Read tips from others living with fibromyalgia.

In Addition to Your Physical Needs, Consider Your Emotional Needs

Learning to cope with fibromyalgia can be a challenge. Good emotional support can help. Try reaching out to family and friends. Talk to your loved ones about how to help give you fibromyalgia support.

It’s also important to work closely with a health care professional who understands your condition.

However, fibromyalgia can be hard to understand. Your friends and family may not always know what you are going through. Even members of the health care system may not be as sensitive as you may wish. Maybe the support you need has been lacking.

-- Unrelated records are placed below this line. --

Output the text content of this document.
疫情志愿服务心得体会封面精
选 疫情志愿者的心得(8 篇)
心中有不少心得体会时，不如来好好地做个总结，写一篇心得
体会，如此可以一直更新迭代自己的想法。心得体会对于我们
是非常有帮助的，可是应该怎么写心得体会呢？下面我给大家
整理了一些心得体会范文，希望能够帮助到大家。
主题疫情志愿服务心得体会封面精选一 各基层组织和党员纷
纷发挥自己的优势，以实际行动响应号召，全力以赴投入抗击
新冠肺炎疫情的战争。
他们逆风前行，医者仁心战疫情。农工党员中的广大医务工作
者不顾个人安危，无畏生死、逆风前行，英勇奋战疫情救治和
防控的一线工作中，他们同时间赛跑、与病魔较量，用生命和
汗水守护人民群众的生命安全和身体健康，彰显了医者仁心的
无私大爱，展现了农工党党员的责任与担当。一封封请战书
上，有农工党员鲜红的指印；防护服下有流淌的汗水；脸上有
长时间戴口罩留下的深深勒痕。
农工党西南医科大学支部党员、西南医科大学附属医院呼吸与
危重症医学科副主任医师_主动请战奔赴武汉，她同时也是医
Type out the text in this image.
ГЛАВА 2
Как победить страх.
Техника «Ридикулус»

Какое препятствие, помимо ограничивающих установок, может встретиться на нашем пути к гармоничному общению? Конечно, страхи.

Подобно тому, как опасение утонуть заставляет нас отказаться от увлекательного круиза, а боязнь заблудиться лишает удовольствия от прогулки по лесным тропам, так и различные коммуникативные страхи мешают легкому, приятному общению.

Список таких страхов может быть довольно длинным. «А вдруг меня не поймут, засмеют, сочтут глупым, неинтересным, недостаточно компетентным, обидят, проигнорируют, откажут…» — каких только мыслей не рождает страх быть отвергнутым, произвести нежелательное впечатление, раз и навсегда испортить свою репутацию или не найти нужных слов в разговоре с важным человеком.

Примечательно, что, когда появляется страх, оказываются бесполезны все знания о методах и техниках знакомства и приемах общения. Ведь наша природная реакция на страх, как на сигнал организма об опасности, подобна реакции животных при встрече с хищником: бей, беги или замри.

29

There are certain feelings, frustrations, and successes that only someone else with fibromyalgia can identify with. Reach out to others who have walked in your shoes. Let your loved ones and others with fibromyalgia help you along the way.

Support groups exist all over the country, as well as online.

Fibromyalgia North Bay is such a group. You can request join our closed support group on Facebook. Once we are able to start our face-to-face meetings again, you will be able to find them in the Calendar of Events

All of this may help you better manage your fibromyalgia.

Another helpful skill is stress management. Stress plays a big role in how you respond to different situations, both physically and emotionally. Stress can have a significant impact on your ability to do the things that are important to you.

There are many different stress management techniques to try that are easy to learn such as

  • Meditation
  • Deep breathing
  • Visualization exercises

You can also simply allow yourself time each day to relax. That may mean learning how to say no without feeling guilty. But it’s important to stay active and keep to a routine you can manage.

A type of therapy called cognitive behavioral therapy has also been found to be helpful. Studies show it can reduce pain severity and improve function. Cognitive behavioral therapy helps us see how our thoughts affect how we feel and what we do.